For a reader, the point is simple. If a municipality wants to finance 500 electric taxis, the lender is not parsing 500 different PDF folders. They see one portfolio with live claims about availability, health, and revenue, and a token that represents that exposure.
Why Avalanche shows up in the prototype
Toyota’s prototype uses Avalanche to stand up four purpose built L1 networks that talk to each other: MON for trust, a security token chain, a utility chain, and a payments chain. These can be public or private and can exchange messages using Avalanche Interchain Messaging with Teleporter and the Warp precompile. The choice reflects fast finality and native support for many L1s under one umbrella.
This is not a lock-in. Toyota lists alternatives like Chainlink CCIP and Cosmos IBC as viable interchain options depending on requirements. The idea is to pick a messaging layer whose security and operational model fits the integration.
Is there real demand for tokenized mobility assets?
Tokenization today is still small next to traditional markets, but it is real and growing. Estimates for tokenized assets vary widely, yet a conservative, observable marker is on-chain tokenized U.S. Treasuries, which have passed seven billion dollars across public chains. If treasuries can move on chain with compliance checks, fleet backed securities can plausibly follow once identity and claims are standardized.

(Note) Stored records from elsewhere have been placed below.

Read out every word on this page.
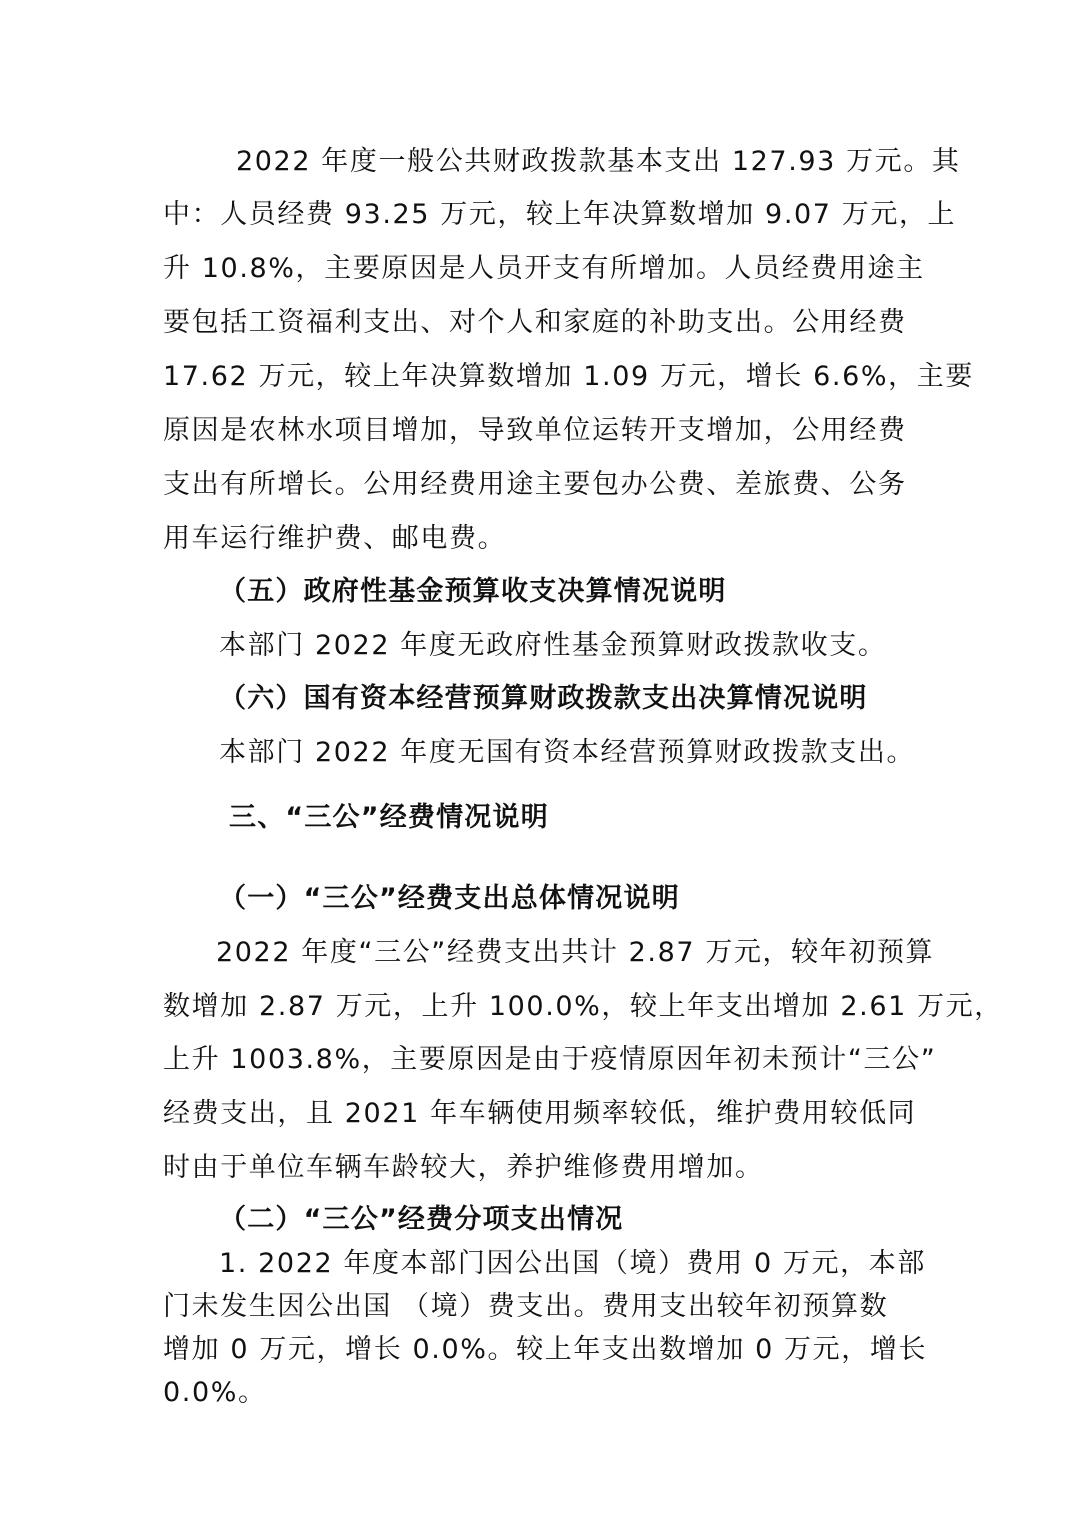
2022 年度一般公共财政拨款基本支出 127.93 万元。其
中：人员经费 93.25 万元，较上年决算数增加 9.07 万元，上
升 10.8%，主要原因是人员开支有所增加。人员经费用途主
要包括工资福利支出、对个人和家庭的补助支出。公用经费
17.62 万元，较上年决算数增加 1.09 万元，增长 6.6%，主要
原因是农林水项目增加，导致单位运转开支增加，公用经费
支出有所增长。公用经费用途主要包办公费、差旅费、公务
用车运行维护费、邮电费。
（五）政府性基金预算收支决算情况说明
本部门 2022 年度无政府性基金预算财政拨款收支。
（六）国有资本经营预算财政拨款支出决算情况说明
本部门 2022 年度无国有资本经营预算财政拨款支出。
三、“三公”经费情况说明
（一）“三公”经费支出总体情况说明
2022 年度“三公”经费支出共计 2.87 万元，较年初预算
数增加 2.87 万元，上升 100.0%，较上年支出增加 2.61 万元，
上升 1003.8%，主要原因是由于疫情原因年初未预计“三公”
经费支出，且 2021 年车辆使用频率较低，维护费用较低同
时由于单位车辆车龄较大，养护维修费用增加。
（二）“三公”经费分项支出情况
1. 2022 年度本部门因公出国（境）费用 0 万元，本部
门未发生因公出国 （境）费支出。费用支出较年初预算数
增加 0 万元，增长 0.0%。较上年支出数增加 0 万元，增长
0.0%。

Meanwhile electric vehicles are scaling fast. The International Energy Agency reports that EVs reached about 18 percent of global car sales in 2024, with sales rising from roughly 14 million in 2023 to an expected higher figure in 2024. That growth requires capital, and the more confidently investors can verify assets and revenues, the lower the cost of that capital.
Final Outlook
This proposal tackles a real integration problem rather than trying to mint a new coin. The MOA construct plus two-account mirror design separates fast operational checks from slow audit trails in a way that aligns with how fleets actually run and how investors actually diligence. The Fungibility Ladder is pragmatic. It does not pretend a single VIN will ever behave like cash. It shows the intermediate step where vehicles roll up into a portfolio with consistent reporting, then into a regulated security token that a bank can hold. The proof will be pilot data, not diagrams. The right early metric to watch is time to underwrite a fleet and yield spread versus comparable non tokenized deals in the same region.
If Toyota can demonstrate faster underwriting with lower defaults, and if regional authorities adopt a common set of attestation formats, MON would not need to be everywhere to be useful. It would just need to be the cheapest way to trust a vehicle at scale.